Back Down Memory Lane, Part Two
When last we parted company, I had just discovered my lazy jaw, an aversion to dick sucking, and my attraction to pretty young damaged boys. Fresh from my first walk of shame, I cried myself to sleep, because I had become, in my mind, at least, the one thing my mother said she could not tolerate: a sissy. In a search for answers, I decided to visit.It was one of my favorite places. I loved to read back then, and still do, but for different reasons now…That afternoon in the summer of 1985, I devoured everything I could on the subject of homosexuality, discreetly, of course, lest anyone catch me reading about that PARTICULAR subject. Every book I read said just about the same thing: many boys go through a phase of attraction to other males, with varying degrees of intensity, and while some even act on it, most eventually grow out of it.
MOST was a powerful word and as the days turned into weeks turned into months, I comforted myself that I would SOON I would become part of the MOST who had grown out of that phase. I used to pray about it every night. I hung all of my hopes and dreams on those two words, MOST and SOON. Paradoxically, they also held me back, preventing me from facing the truth about who I was. It wasn’t until my 26th birthday that I finally stopped bullshitting myself and admitted the truth to myself, that I was gay.
All of those thoughts came rushing back to me as I sat in front of that tract home in the suburbs of Washington, DC a couple of weeks ago. I remember the fear of being outed weighing on me like a beautifully-tailored lead suit. That fear, that denial, kept me from exploring what I am only just now finding out was a thriving gay culture that bubbled along at Florida A&M University just below the surface, but that in retrospect, was hiding in plain sight. What would I say to that scared 14-year-old, just settling into a comfortable fiction that was to shape the next 12 years of his life? What indeed…
Dear Young Dominion
(I know that’s not our real name, but let’s dash over that for the moment),
I am writing this as I sit in front of our house. It still looks the same, but what is just a memory to me is your future. I hope I can help you by offering you some comfort.
From your perspective, I have some bad news, some REALLY BAD news, and some awesome news. The bad news is that you are still fat, but that is the subject for another time and another letter.

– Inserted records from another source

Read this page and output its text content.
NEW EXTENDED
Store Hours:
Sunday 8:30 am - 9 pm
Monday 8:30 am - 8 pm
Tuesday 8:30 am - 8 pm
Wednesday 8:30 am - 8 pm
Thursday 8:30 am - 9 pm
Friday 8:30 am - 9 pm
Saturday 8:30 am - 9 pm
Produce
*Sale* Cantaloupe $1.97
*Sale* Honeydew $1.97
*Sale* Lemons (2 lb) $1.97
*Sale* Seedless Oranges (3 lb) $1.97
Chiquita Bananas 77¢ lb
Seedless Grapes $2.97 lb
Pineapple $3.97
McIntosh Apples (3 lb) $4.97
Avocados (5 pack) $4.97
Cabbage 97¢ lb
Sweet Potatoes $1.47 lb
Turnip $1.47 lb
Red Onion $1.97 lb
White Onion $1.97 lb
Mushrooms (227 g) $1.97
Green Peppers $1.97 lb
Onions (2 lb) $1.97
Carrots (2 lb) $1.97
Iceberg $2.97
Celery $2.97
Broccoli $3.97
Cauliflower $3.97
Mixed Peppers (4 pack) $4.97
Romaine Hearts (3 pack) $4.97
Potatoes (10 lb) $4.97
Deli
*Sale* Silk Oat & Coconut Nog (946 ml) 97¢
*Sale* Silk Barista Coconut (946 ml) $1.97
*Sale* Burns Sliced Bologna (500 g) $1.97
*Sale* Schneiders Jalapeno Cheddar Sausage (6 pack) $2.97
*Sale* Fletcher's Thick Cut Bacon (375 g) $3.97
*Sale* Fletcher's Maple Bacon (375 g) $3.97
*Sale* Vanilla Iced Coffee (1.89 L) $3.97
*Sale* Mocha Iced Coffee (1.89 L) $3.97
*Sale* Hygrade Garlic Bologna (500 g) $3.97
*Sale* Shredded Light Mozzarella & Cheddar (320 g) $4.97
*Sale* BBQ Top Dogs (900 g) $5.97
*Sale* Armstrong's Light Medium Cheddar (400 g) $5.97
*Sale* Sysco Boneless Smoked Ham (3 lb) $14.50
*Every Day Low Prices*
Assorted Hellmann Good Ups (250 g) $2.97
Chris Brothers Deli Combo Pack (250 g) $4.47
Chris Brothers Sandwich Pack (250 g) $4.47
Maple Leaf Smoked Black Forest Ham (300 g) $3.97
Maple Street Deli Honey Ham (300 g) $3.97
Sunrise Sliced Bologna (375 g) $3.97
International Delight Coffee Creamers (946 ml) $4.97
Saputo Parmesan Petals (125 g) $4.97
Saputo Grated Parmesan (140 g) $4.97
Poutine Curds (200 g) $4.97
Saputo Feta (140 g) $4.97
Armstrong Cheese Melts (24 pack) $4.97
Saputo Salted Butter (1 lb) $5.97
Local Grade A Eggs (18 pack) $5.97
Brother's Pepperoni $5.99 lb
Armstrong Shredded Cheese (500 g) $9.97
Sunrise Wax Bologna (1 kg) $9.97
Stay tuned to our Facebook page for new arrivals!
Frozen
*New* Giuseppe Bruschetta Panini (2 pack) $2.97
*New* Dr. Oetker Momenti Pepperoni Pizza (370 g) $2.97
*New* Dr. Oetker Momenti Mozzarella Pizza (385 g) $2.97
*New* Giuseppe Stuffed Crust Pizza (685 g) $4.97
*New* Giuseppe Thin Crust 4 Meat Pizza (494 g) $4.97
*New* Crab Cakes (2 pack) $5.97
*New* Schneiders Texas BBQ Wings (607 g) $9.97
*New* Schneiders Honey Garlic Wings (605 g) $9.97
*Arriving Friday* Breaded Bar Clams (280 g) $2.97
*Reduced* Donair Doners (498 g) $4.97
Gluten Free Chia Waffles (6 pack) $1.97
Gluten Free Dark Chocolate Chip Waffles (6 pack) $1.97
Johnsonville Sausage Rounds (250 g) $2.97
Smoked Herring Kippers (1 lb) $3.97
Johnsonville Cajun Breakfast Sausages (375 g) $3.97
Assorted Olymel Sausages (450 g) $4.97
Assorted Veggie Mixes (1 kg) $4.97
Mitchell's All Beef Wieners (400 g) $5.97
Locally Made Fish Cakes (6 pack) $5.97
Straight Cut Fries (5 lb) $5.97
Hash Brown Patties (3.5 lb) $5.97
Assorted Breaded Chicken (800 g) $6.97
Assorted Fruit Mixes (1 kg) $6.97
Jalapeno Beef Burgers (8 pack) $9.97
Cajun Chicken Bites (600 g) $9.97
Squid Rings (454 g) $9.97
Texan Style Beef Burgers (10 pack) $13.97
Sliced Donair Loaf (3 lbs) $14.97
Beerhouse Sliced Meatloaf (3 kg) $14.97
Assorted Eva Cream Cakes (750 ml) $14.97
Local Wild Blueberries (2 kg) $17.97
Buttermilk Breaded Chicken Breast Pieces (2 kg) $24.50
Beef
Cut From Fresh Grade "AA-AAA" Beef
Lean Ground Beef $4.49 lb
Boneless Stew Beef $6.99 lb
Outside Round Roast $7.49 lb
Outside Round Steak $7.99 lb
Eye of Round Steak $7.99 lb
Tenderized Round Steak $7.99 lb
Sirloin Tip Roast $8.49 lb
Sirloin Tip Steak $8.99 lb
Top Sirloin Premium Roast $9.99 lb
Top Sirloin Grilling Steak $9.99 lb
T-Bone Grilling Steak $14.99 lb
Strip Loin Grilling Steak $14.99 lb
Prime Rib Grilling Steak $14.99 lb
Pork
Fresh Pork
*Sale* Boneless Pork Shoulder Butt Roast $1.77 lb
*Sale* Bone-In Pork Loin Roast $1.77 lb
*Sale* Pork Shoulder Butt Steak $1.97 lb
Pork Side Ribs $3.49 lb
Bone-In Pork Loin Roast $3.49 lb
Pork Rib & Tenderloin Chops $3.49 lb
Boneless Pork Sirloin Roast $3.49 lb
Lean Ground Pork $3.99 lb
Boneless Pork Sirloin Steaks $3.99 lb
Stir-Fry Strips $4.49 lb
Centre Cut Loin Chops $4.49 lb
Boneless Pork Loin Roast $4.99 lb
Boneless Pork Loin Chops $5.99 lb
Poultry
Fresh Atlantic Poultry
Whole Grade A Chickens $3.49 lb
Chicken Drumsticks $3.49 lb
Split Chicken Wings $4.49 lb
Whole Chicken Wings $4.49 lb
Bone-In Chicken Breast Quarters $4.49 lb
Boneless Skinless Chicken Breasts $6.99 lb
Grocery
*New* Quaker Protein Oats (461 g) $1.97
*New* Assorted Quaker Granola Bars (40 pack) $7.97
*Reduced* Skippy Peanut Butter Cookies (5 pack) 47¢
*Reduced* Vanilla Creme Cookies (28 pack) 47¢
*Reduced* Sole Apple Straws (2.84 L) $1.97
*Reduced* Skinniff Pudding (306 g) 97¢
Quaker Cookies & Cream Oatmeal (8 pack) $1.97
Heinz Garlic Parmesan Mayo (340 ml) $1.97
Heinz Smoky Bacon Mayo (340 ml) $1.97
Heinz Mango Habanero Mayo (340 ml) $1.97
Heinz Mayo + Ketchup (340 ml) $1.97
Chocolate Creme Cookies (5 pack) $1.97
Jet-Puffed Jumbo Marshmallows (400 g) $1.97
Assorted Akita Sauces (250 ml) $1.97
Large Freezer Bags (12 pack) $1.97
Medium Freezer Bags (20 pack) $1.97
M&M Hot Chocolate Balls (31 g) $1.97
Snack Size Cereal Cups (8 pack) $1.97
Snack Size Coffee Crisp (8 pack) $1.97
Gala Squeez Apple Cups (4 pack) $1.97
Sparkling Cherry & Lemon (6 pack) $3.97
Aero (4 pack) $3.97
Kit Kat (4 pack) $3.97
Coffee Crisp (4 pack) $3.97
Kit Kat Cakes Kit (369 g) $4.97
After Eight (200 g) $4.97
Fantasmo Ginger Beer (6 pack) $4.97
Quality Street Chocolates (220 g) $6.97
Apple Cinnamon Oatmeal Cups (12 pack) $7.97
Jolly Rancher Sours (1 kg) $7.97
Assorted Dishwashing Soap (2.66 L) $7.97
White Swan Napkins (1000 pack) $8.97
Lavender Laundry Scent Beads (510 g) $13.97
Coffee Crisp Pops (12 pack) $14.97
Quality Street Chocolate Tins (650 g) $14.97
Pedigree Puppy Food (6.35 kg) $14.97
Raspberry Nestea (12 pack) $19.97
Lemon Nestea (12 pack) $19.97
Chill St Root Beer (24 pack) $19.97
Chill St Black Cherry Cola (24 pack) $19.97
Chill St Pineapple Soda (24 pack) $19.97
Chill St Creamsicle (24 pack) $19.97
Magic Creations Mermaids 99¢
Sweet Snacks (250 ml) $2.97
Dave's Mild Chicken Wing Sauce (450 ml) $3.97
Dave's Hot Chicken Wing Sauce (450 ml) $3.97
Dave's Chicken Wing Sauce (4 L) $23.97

The REALLY BAD news, at least you will see it that way, is that you are gay. This isn’t a phase. You won’t grow out of it. I know what the books said, but I am telling you what I went through and what you will go through. Admit that to yourself now! Don’t waste the next decade waiting for something magical to happen. You aren’t going to wake up and miraculously be just like everyone else, because for one thing, many of them are going through the same thing you are, so you already ARE like everyone else (or at least quite a few). I am here to tell you that over the course of your life, everyone you tell about yourself has, to a person, been positive. You will have wasted your life in the closet for nothing. The rejection you feared, even from your own family, will never come.
The awesome news is that you get to become me. As you come out of the closet and your shell, you will find the world opening up to you in ways you never imagined. Being honest with yourself is the first step on a journey that you can’t even imagine now, but will enjoy more that you can know. That honesty will free you from prison. So many young brothas your age, even today, are trapped in prisons of fear and external expectations. Saying those words, “I am Gay”, is the key to unlocking that prison, and I hope you find the courage to do so.
Those words started rumbling around in my head when I was 24. It had been 10 years since I first discovered that catalog you keep hidden in that locked briefcase. It took me two more years to say those words aloud, which I finally did, the day I woke up on our 26th birthday. It was a weight lifted off my shoulders and I immediately thought of you. I remember wishing we had not taken so long to get to that point, and as I sat in my car in front of our house so many years later, those same feelings of regret washed over me.
It wasn’t until I sat down to write this letter, until this very moment, that I realized I was wrong. What is there to regret? You made the best decisions you could with the information you had, and I am here to tell you that everything worked out just fine, so cry yourself to sleep if you have to. You turned out just fine, and that is perhaps the most awesome part of all!
Except for that whole fat thing! Put down that slice of cake and get on your ten-speed!